Wir haben unseren neuen Trecker bekommen - es ist ein kleiner Kubota geworden! Jetzt warten wir sehnsüchtig auf den ersten richtigen Schnee in diesem Jahr, welcher ja noch kommen soll ...

 

9.3.2018:

Das Ferienhaus "Paulihof" ist fertig renoviert und strahlt in neuem Glanz. Erste Bilder von dem neuen Ferienhaus habe ich online gestellt.

 

10.3.2018:

Unsere diesjährige 10-Wochen-Abnehmzeit haben wir heute mit einem ausgiebigen Frühstück beendet. "Mann" und "Frau" fühlen sich nach so einer langen Entbehrungszeit doch deutlich leichter und wohler - wenn nicht nur alles so gut schmecken würde!

 

17.3.2018:

Um 21.07h hat der Hochwasserstand in der Schlei am Schleswiger Stadthafen mit 643cm seinen absoluten und mehrjährigen Höchststand erreicht. Unser Grundstück am Hafengang (Ferienhäuser Am Hafen I und II) war bereits bis zur Hälfte geflutet. 10cm mehr und das Schleiwasser hätte das Haus erreicht - ich mag gar nicht daran denken!

Hochwasserschäden durch die Ostsee, zu der auch die Schlei gezählt wird, können nicht versichert werden!

Wir haben echt Glück gehabt ...

aufgenommen am 18.3.2018 bei einem Pegelstand von 606cm

... immer nur Ärger mit dem Denkmalschutz

Nachdem wir vor dem Verwaltungsgericht in Schleswig einen Vergleich (siehe auch "Denkmalschutz") erzielen konnten, haben wir im April 2013 die Genehmigung zur Erneuerung unserer Fenster und Türen in dem Wohnhaus Paulihof 1 bekommen.

 

Nach Abschluss des ersten Bauabschnitts - Erneuerung zweier Fenster im Obergeschoss -, habe ich einen Antrag auf Austellung eines Steuerbescheids zur Berücksichtigung der Erhaltensaufwendungen bei meiner Einkommensteuerberechnung gestellt.

 

Zur Erklärung:

Besitzer eines Kulturdenkmals können die Kosten zum Erhalt eines Denkmals steuerlich 10 Jahre lang mit jährlich 9% der bescheinigten Aufwendungen geltend machen.

Wenn ich beispielsweise 10.000€ für die Erneuerung von Fenstern ausgebe, dann kann ich 10 Jahre lang 900€ meines Einkommens  pro Jahr steuerfrei behalten.
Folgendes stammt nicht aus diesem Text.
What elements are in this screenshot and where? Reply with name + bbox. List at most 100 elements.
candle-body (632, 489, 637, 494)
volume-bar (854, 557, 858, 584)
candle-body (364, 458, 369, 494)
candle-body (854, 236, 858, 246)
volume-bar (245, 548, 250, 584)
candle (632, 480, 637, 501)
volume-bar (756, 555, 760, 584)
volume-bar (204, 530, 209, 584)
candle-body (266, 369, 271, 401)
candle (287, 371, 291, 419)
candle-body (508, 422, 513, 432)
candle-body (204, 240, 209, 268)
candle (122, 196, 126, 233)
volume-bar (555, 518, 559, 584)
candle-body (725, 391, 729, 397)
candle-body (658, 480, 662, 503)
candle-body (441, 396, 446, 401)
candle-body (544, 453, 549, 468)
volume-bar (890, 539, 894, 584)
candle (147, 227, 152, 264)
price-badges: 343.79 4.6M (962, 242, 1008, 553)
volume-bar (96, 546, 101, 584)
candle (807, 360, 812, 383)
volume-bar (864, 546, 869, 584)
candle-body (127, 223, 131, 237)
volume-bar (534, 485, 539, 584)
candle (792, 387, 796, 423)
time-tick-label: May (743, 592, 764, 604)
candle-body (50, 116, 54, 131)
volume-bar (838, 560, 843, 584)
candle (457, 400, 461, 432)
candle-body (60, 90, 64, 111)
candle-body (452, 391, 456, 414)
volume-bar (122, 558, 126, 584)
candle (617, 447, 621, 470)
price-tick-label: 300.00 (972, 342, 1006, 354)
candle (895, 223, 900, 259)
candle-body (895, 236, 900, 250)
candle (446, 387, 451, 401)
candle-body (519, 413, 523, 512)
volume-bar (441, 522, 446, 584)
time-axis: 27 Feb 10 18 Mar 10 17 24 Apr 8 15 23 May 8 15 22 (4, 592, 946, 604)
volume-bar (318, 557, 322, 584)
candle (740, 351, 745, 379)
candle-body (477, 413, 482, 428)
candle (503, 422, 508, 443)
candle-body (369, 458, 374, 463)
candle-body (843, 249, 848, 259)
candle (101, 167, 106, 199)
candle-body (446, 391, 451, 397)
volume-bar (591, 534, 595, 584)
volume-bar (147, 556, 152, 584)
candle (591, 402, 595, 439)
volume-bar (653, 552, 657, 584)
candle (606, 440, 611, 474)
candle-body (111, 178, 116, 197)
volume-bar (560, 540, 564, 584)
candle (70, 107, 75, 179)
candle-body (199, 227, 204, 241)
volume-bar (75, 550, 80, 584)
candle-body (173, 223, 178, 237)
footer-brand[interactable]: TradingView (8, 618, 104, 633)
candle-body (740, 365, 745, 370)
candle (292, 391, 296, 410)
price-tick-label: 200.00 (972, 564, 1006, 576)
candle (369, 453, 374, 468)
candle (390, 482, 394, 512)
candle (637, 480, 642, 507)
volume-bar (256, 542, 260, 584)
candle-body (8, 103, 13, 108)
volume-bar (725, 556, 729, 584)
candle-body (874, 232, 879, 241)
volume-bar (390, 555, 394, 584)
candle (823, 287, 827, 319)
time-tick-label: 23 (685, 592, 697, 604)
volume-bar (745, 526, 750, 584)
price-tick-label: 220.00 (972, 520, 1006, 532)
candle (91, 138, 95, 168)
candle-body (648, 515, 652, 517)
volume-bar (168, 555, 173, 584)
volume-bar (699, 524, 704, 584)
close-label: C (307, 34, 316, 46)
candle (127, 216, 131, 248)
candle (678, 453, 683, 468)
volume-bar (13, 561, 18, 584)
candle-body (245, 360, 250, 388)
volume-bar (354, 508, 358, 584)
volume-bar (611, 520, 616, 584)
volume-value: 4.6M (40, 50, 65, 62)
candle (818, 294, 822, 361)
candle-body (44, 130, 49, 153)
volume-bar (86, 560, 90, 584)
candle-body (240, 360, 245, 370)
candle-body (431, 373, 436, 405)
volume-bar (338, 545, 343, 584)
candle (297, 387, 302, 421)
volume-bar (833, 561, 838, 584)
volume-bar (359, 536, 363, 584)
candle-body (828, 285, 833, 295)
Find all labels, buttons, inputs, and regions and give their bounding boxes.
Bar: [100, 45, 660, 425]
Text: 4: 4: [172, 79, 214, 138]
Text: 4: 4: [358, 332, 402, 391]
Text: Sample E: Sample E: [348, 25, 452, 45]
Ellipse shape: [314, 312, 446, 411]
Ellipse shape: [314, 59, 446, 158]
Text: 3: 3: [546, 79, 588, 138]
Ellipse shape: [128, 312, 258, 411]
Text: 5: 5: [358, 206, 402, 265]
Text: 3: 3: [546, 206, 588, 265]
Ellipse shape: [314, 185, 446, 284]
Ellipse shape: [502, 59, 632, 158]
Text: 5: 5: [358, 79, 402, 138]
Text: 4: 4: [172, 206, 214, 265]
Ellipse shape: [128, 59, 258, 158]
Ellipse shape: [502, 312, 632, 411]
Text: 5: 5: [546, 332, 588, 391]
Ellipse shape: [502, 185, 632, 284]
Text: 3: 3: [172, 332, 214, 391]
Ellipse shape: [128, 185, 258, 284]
Bei einem Steuersatz von 25% bedeutet dies über den Daumen eine Steuerersparnis von 225€ ...

Richtig, damit ist nicht gemeint, dass ich im Jahr 225€ vom Staat bekomme! Nein, ich muss "nur" 225€ weniger Steuern zahlen!

 

Hartnäckig hält sich das Gerücht, dass wir finanzielle Zuschüsse von irgendwem für den Erhalt des Denkmals bekommen. Das stimmt nicht. Wir haben bis heute noch nicht einen Cent Zuschüsse für erhaltende Baumaßnahmen bekommen. Es gibt zwar jede Menge Auflagen vom Staat, bezahlen müssen wir die (Mehr-)Kosten, die daraus resultieren.

 

Aber zurück zu unserem Antrag auf steuerliche Berücksichtigung der Kosten für die Fenstererneuerung. Für unseren ersten Bauabschnitt (Erneuerung zweier Fenster) haben wir die Kosten trotz Genehmigung nicht bescheinigt bekommen.

Als Begründung wurde die fehlende Abstimmung zwischen uns und dem Landesamt für Denkmalpflege angeführt! Wir haben über 2,5 Jahre geklagt und ständigen Kontakt mit der Denkmalschutzbehörde des Kreises Schleswig-Flensburg gehabt - die dann auch die Genehmigung zur Fenstererneuerung erteilt hat. Das Landesamt für Denkmalpflege war zu jedem Gerichtstermin beigeladen, nahm aber nicht ein einziges Mal teil. Ich habe nur die Erklärung für dieses willkürliche Verhalten der Landesbehörde, dass eine Mitarbeiterin sich persönlich angegriffen fühlt.